In a steady uptrend, many traders use a pullback to the 50-day moving average as an opportunity to buy the stock or index with minimal risk. However, once support of that 50-day moving average is broken, it then becomes the new resistance level that provides a low risk opportunity to enter new short positions if the market is in a downtrend. This is the reason we remain short DIA and IWM, both of which are struggling to get above their 50-day MAs. It also explains why both S&P and Dow are having difficulty getting and staying above their 50-day MAs. The Nasdaq Composite, however, remains weak relative to the S&P and Dow because it is still trading well below its 50-day MA.

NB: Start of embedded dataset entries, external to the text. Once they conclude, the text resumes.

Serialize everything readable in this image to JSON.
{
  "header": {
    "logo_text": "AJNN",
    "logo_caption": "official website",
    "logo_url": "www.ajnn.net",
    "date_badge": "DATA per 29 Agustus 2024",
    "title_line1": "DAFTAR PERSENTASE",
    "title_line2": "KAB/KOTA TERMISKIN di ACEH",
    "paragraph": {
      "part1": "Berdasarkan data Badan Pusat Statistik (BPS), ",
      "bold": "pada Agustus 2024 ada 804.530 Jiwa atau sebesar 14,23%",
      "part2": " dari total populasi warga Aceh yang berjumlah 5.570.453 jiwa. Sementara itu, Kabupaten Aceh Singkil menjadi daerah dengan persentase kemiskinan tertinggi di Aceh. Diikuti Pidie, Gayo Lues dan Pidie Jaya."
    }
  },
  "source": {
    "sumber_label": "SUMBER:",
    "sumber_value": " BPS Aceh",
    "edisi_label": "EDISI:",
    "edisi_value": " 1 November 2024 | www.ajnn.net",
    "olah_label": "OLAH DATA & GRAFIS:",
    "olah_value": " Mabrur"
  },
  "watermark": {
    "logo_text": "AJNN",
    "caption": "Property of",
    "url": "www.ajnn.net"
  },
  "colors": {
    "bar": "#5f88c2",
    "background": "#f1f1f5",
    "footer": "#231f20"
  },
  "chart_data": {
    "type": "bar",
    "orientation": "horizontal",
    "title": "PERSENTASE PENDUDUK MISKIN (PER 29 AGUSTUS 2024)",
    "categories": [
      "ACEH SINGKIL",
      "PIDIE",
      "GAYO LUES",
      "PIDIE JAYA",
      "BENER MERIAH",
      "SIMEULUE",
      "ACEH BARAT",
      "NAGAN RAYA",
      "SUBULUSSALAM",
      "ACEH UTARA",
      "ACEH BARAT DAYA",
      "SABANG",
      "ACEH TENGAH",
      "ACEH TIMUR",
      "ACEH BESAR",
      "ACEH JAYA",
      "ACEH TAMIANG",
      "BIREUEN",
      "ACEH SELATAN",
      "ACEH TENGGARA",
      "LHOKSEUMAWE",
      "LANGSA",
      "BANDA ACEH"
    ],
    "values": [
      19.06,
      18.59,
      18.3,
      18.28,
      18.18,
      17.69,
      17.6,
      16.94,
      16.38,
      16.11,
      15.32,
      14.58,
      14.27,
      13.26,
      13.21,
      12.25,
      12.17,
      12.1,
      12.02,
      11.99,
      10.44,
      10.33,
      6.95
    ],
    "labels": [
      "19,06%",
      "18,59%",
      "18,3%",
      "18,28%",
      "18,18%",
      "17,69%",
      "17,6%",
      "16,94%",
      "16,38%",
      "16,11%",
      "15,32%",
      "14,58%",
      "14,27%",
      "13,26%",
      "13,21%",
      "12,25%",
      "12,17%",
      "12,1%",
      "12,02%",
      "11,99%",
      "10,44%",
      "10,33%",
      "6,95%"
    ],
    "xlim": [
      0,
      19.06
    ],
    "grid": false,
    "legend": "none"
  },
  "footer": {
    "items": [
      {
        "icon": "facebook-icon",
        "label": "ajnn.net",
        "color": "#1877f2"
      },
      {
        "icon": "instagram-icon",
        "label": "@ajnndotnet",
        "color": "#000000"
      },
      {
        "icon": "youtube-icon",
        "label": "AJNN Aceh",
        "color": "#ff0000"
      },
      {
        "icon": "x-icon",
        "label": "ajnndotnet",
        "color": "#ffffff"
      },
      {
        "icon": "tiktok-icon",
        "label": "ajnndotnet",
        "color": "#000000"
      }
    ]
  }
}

The market internals, particularly the price action relative to volume changes, have been showing us some mixed signals. The S&P is trying to hold above and find support at its 50-day MA, but the weakness in the Nasdaq has been preventing the S&P from following through to the upside. This divergence is likely to cause choppy overall market conditions unless the indices begin trading in sync. Because the Nasdaq usually leads the broad market, there is a good chance the weakness in the Nasdaq will pull the S&P and Dow back down with it. As earnings season begins to wrap up, there will also be less news-driven activity, which should also aid in the development of a trend.

Today’s watch list:

RTH – Retail HOLDR

Trigger = below 98.33 (below yesterday’s close)
Target = 93.20 (support of the 200-day MA)
Stop = 100.40 (above the January 3 high)

Notes = RTH was listed on yesterday’s newsletter as well, but never triggered due to an opening gap down (see the MTG Opening Gap Rules). We still like the setup and are listing it again in today’s newsletter. Note the new trigger price above. As you can see on the chart above, RTH has rallied into resistance of its daily downtrend line, so we expect a resumption of the downtrend from here. Remember you can track the price of RTH by following the index for the HOLDR, which is $IRH.X.

Daily Reality Report:

Below is Morpheus Trading Group’s daily
performance report of closed trades and an update on all open positions from The
Wagner Daily (Intraday Real-Time Room trades are reported separately in The
Wagner Weekly). Net P/L figures are based on the quantity of shares represented
in the MTG
Position Sizing Model

Closed Positions:


Open Positions:

    DIA short (from Jan. 20) –
    shorted 104.95, stop 106.20, target 101.49, unrealized points = (0.97), unrealized P/L = ($194)

    IWM short (re-entry, from Feb. 1) –
    shorted 124.72, stop 126.20, target 121,90, unrealized points = (0.49), unrealized P/L = ($49)


No changes to the open positions above.